If anyone had told me that my company would be before the U.S. Supreme Court defending inane comments by Cher and Nicole Ritchie, I would have said you're crazy.
"While a case with CHER and NICOLE RICHIE at its center is probably not one we would have chosen to argue before the SUPREME COURT, the truth is, we don't get to pick our cases," CHERNIN said, in prepared remarks released by the company. He added that "if anyone had told me that my company would be before the U.S. SUPREME COURT defending inane comments by CHER and NICOLE RITCHIE, I would have said you're crazy."
On Election Day, the justices will hear oral arguments involving a case involving a 2002 FOX broadcast of the BILLBOARD MUSIC AWARDS which included an appearance by CHER, who uttered an obscenity. A year later on the same awards show, NICOLE RICHIE uttered several profanities while handing out an award. The FCC has been far more aggressive in enforcing indecency laws in the past eight years or so, handing out more fines and tightening its standard for what's acceptable. FCC Chairman KEVIN MARTIN has argued that broadcasters shouldn't air shows with partial nudity or expletives when children might be watching.
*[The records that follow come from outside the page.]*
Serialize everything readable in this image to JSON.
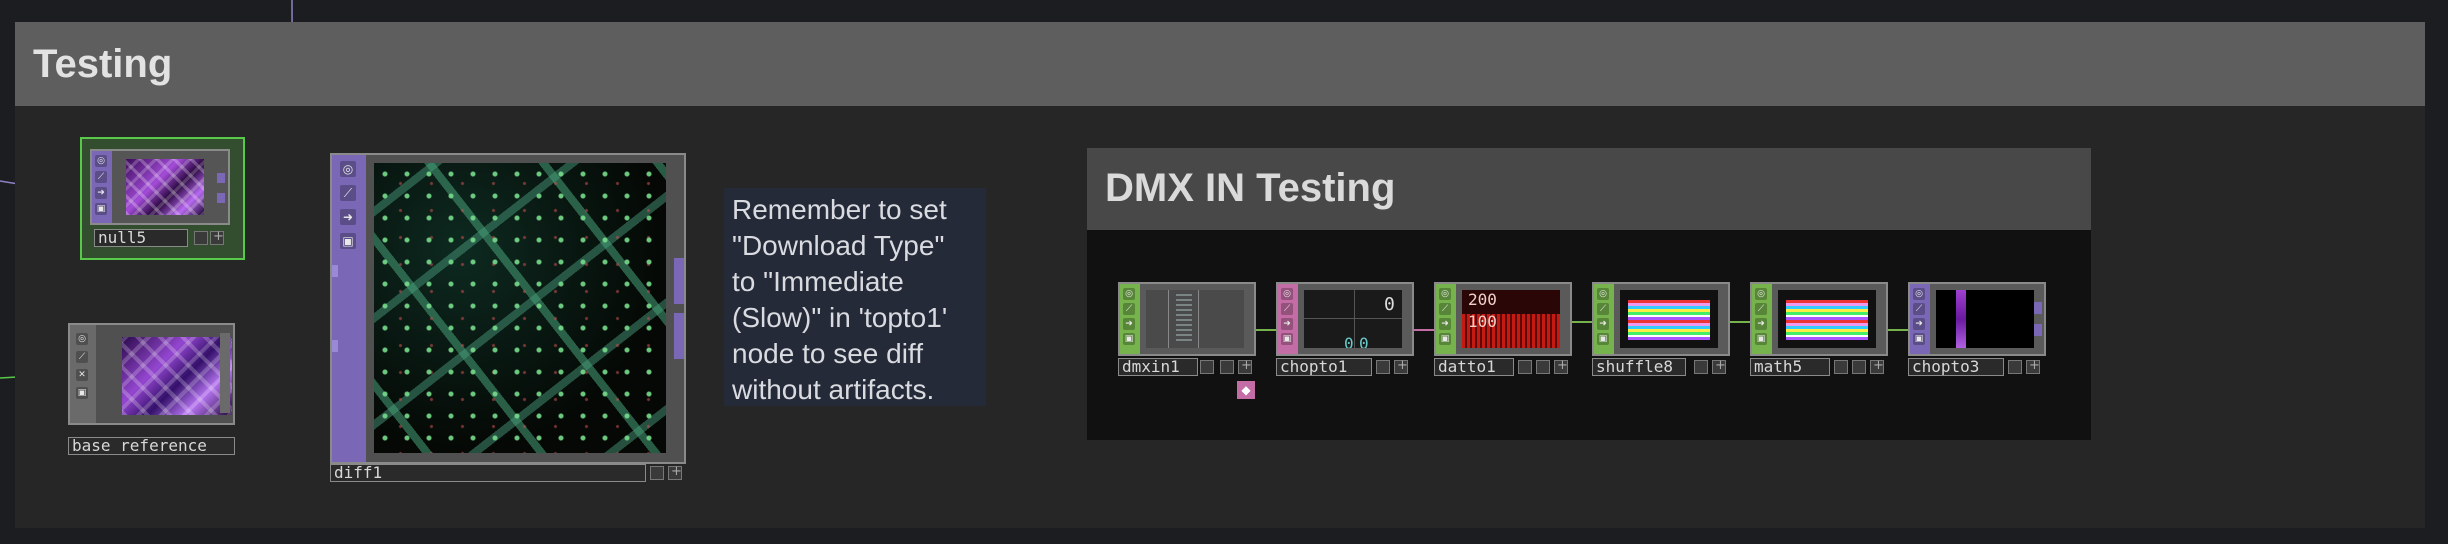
{
  "colors": {
    "background": "#1c1d21",
    "top_level_green": "#59c94a",
    "top_purple": "#7a68b6",
    "chop_pink": "#c46ca5",
    "dat_green": "#76b34c",
    "wire": "#8e82c4"
  },
  "annotations": {
    "testing_title": "Testing",
    "dmx_title": "DMX IN Testing"
  },
  "comment": {
    "lines": [
      "Remember to set",
      "\"Download Type\"",
      "to \"Immediate",
      "(Slow)\" in 'topto1'",
      "node to see diff",
      "without artifacts."
    ]
  },
  "nodes": {
    "null5": {
      "name": "null5",
      "family": "TOP",
      "icons": [
        "view-icon",
        "pin-icon",
        "arrow-icon",
        "lock-icon"
      ]
    },
    "base_reference": {
      "name": "base_reference",
      "family": "TOP",
      "icons": [
        "view-icon",
        "pin-icon",
        "bypass-icon",
        "lock-icon"
      ]
    },
    "diff1": {
      "name": "diff1",
      "family": "TOP",
      "icons": [
        "view-icon",
        "pin-icon",
        "arrow-icon",
        "lock-icon"
      ]
    },
    "dmxin1": {
      "name": "dmxin1",
      "family": "CHOP",
      "icons": [
        "view-icon",
        "pin-icon",
        "arrow-icon",
        "lock-icon"
      ]
    },
    "chopto1": {
      "name": "chopto1",
      "family": "DAT",
      "icons": [
        "view-icon",
        "pin-icon",
        "arrow-icon",
        "lock-icon"
      ],
      "cell_values": [
        "0",
        "0",
        "0"
      ]
    },
    "datto1": {
      "name": "datto1",
      "family": "CHOP",
      "icons": [
        "view-icon",
        "pin-icon",
        "arrow-icon",
        "lock-icon"
      ],
      "graph_values": [
        "200",
        "100"
      ]
    },
    "shuffle8": {
      "name": "shuffle8",
      "family": "CHOP",
      "icons": [
        "view-icon",
        "pin-icon",
        "arrow-icon",
        "lock-icon"
      ]
    },
    "math5": {
      "name": "math5",
      "family": "CHOP",
      "icons": [
        "view-icon",
        "pin-icon",
        "arrow-icon",
        "lock-icon"
      ]
    },
    "chopto3": {
      "name": "chopto3",
      "family": "TOP",
      "icons": [
        "view-icon",
        "pin-icon",
        "arrow-icon",
        "lock-icon"
      ]
    }
  }
}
The case is one of several indecency cases that have been challenged by broadcasters over the past few years. The most notable case involves a $550,000 fine levied on CBS for singer JANET JACKSON's breast-baring "wardrobe malfunction" during the 2004 SUPER BOWL. A federal appeals court rejected that fine.
"As a media company, we have not just a right but a responsibility to stand up to the government when it crosses that First Amendment line in the sand -- even if the content we are defending is in bad taste," CHERNIN said.